Addressing a group of Iranians at his home in the capital, Tehran, Khamenei also scolded Palestinian Authority President Mahmoud Ahmadinejad and his conservative rivals for factional fighting, saying they should unite rather than quarrel at a time when the West was stepping up sanctions on Iran.

Earlier last week, U.S. President Barack Obama stressed that he wanted to resolve the dispute with Iran through diplomacy, but repeated a veiled military threat, saying, “We will do what is necessary to prevent them from getting a nuclear weapon.”

The core of the new offer revises last year’s demand that Iran ceases producing higher-grade uranium, ship any stockpiles out of the country and close down its underground enrichment facility at Fordo.

“The next proposal is remarkably close to the old one,” said one official who spoke on condition of anonymity, describing it as “a way to test whether they are serious or not.”

“We don’t think the Iranians have given us reason to do much more,” he said. “It’s basically an update … so it does require a little bit more from Iran in terms of cooperation with the [International Atomic Energy Agency] and at Fordo.”

The Western officials declined to specify precisely how the U.S. and European Union might ease such sanctions.

It is unclear whether the Iranians would find such an offer appealing or even the basis for further talks, or whether they might hold out for a much more comprehensive offer that the P5+1 do not, at present, appear ready to put on the table.

“It’s not the crown jewel,” one Western official said of the sanctions relief now on offer.

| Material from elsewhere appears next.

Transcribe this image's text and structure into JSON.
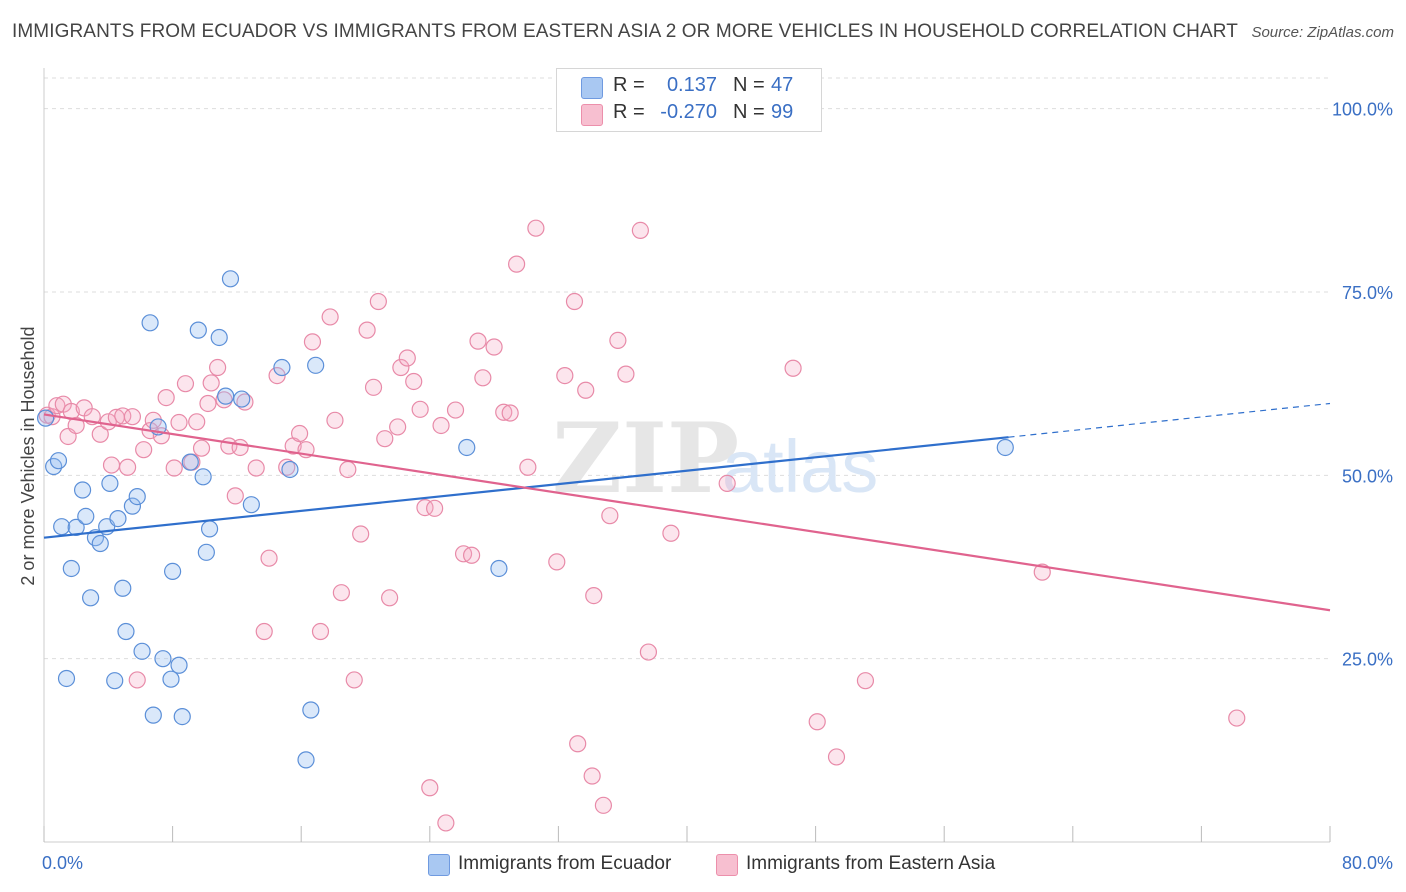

The offer may also stir up opposition in the U.S. Congress, which passed sanctions that went into effect on Feb. 6 that tighten controls on sales of precious metals to Iran.

Bankers told Reuters in Istanbul that U.S. sanctions on gold are killing off Turkey’s gold-for-gas trade with Iran and have stopped state-owned lender Halkbank from processing other nations’ energy payments to the OPEC oil producer.

Senator Robert Menendez, chairman of the U.S. Senate Foreign Relations Committee and an advocate of harsh sanctions on Iran, said easing sanctions depended on Iranian behavior.

“I believe yielding on this sanction or any other sanction depends wholly on what the Iranians are willing to do,” Menendez said. “If they are willing to perform concrete steps towards stopping and dismantling their nuclear weapons program, that’s when we can consider easing some of our sanctions.”

A Republican congressional aide said most members of his party would oppose sanctions relief until Iran met all its U.N. obligations and suggested Congress could strip the president of the flexibility, known in Washington jargon as “waiver authority,” on whether or not to impose gold sanctions.

“While Congress gave the president a national security waiver, Congress can and should move to take it away in the next round of sanctions legislation if he intends to give the Iranians a pass in exchange for peanuts,” he said.

According to the IAEA’s November report, Iran has increased the number of centrifuges at Fordo, an underground plant that could be largely impervious to attack from the air, by 644 to 2,784 since mid-August.

In further defiance of international demands that it scale back uranium enrichment, Iran said last week that it was installing advanced enrichment machines at its main plant at Natanz, adding to Western worries it may be able to refine uranium even faster.

According to an IAEA report released in mid-November, Iran has a stockpile of 134.9 kilograms (297 pounds) of 20 percent enriched uranium, bringing it closer to the ability to produce the 90% uranium needed to provide fissile material for atomic bombs.